Antonio García Martínez,   40 anni, ha   ammesso di aver acquistato “due ettari di bosco in un’isola del Nord  Pacifico e d’averla attrezzata con generatori, pannelli solari, casse di munizioni”. Il fondatore di PayPal , Peter Thiel, ha non solo comprati terreni in Nuova Zelanda, ma fondato là una ditta  che aiuta i suoi pari (pari-reddito) a cercare là ridenti rifugi. Nei fatti,   nei primi 10 mesi  del 2016, mani straniere  hanno acquistato 3500 chilometri quadrati in  Nuova Zelanda. Il posto così lontano è oggetto  dei loro appetiti, anche  perché  ritenuto sicuro   se scoppia una epidemia globale…
Reid Hoffman, creatore di LinkedIn, ha raccontato al giornalista dell New Yorker: “Dire che  hai comprato una casa in Nuova Zelanda è  come un ammicco  fra noi.  Si fa’ la stretta di   mano massonica e ci si scambiano notizie del tipo: niamo, “Sai, conosco un mediatore che vende vecchi silos per missili ICBM,  a prova di atomica…”.  O si discute su temi come: “Bisogna comprarsi un aereo privato. Bisogna  prendersi cura anche della famiglia del  pilota. Devono essere sull’aereo”.
E’   istruttivo vedere  come abbiano  paura della società  che  loro stessi hanno creato,  e  ne vogliano fuggire. Come pensano di salvare se stessi per via individuale, accumulando munizioni   generatori solari,   trincerandosi coi propri pari in condomini fortificato:   uno spasimo terminale di individualismo americano    e di spirito del West,  con i carri in circolo contro gli  indiani.

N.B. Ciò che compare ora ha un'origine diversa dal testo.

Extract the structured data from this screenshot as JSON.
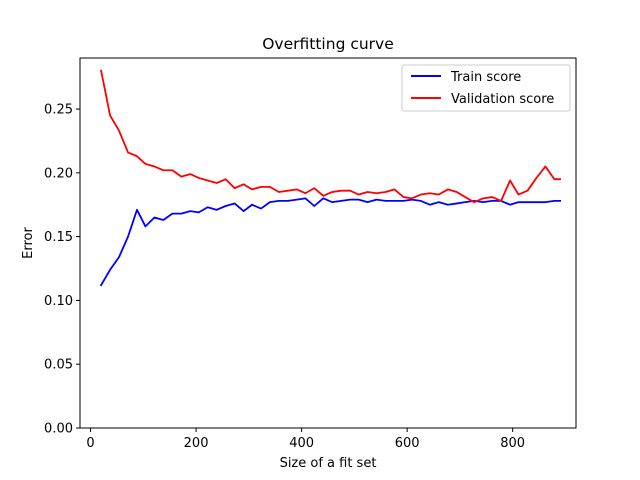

Se avessimo avuto una più equa distribuzione del reddito, messo più fondi e energia nelle scuole pubbliche, nei parchi, nelle arti o  e nella sanità pubblica,   avremmo tolto molta della rabbia che si sente nella società.  Le  abbiamo tutte smantellate, queste cose”, ammette Rob Johnson , che ha fondato un Institute  for  New Economic Thinking (istituto per  un nuovo pensiero economico),  dove  cerca di  riproporre  le strane idee  della società come un sistema di corresponsabilità  a questi  ricchi spaventati.  Ma lamenta la mancanza di “spirito di responsabilità  verso il  prossimo”  e l’apertura  alla possibilità, fra   i ricchi, di una più decisiva politica fiscale di redistribuzione.